Chapter 3: Water Loss Mechanisms & Diarrhea
Pathogens, feed characteristics and management influence digestive function and can result in water loss through the digestive tract. There are four basic types of digestive water loss. Each is described in this section. A diarrheic animal may actually suffer from more than one type of water loss at the same time. The process of dehydration and the clinical signs associated with progressive water loss in calves are also discussed
Chapter 4: Oral Rehydration Therapy
The amount and timing of electrolyte replacement therapy is critical for rapid recovery from dehydration. This section describes the relationship between the degree of water loss and the amount of electrolyte solution required to offset the loss. An overview of the effect of different pathogens on water loss and rehydration therapy, regulation of voluntary intake and effects of tube-feeding are presented. The importance of regular milk replacer feedings on the hydration status of the animal and in maintaining nutrient intake is also explored.

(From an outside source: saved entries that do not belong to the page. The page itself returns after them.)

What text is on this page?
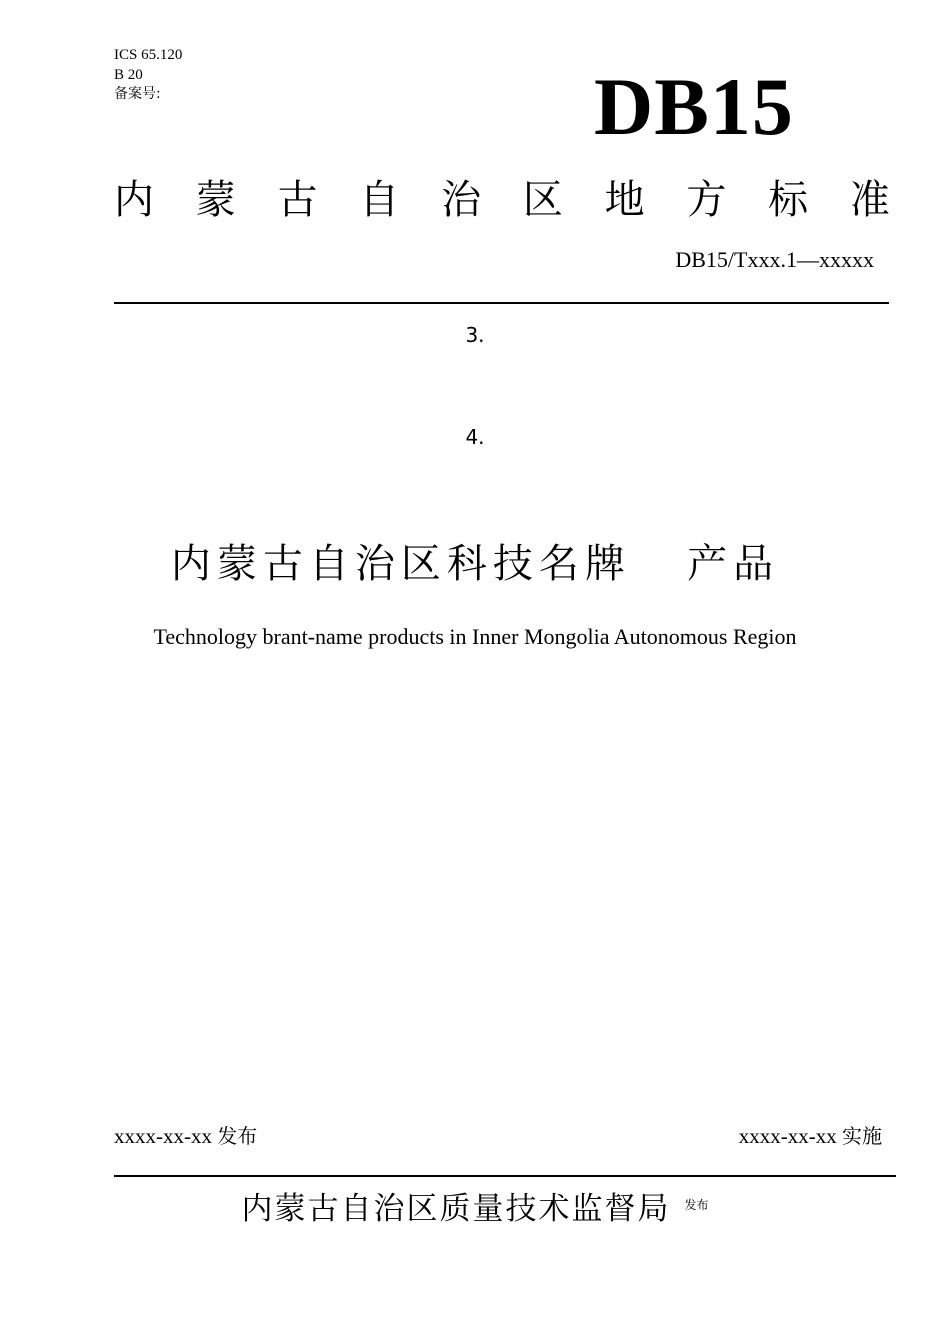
ICS 65.120
B 20
备案号:	DB15
内 蒙 古 自 治 区 地 方 标 准
DB15/Txxx.1—xxxxx
3.
4.
内蒙古自治区科技名牌   产品
Technology brant-name products in Inner Mongolia Autonomous Region
xxxx-xx-xx 发布	xxxx-xx-xx 实施
内蒙古自治区质量技术监督局 $^{发布}$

Chapter 5: Components of Electrolyte Solutions
Electrolyte solutions should be formulated for their ability to enhance water absorption and water retention, to restore electrolyte levels and to reduce acidosis. Since diarrhea can have a serious effect on bacterial populations in the digestive tract, inclusion of specific direct-fed microbials favors conditions for growth of beneficial bacteria and reestablishment of a normal intestinal environment. Organisms that cause diarrhea often damage the intestinal lining and impair gut function. Electrolytes may also contain ingredients that can help repair damage and improve function. This chapter reviews the nature and function of the major ingredients found in electrolyte products.
Chapter 6: Electrolyte Formulation and Function
This chapter draws upon the concepts and discussions presented in previous chapters, fusing them into a practical approach to evaluating electrolytes. Osmolarity, the relationship between strong ions and water, and their effects on acid-base chemistry are reviewed and applied to electrolyte formulation. The purpose is to enhance understanding of electrolyte formulation and its effects, not to provide instruction on how to formulate an electrolyte product. Acidosis, and the correction of this condition, is of special interest. A considerable portion of this chapter explores this metabolic condition, with special focus on the processes of alkalinization, alkalinizing compounds and their mode of action. Acid-base variables can be categorized as either independent, where changes in their concentrations affect acid-base balance, or they are categorized as dependent variables whose concentrations do not affect other variables nor do they affect acid-base mechanisms. This final discussion has profound implications.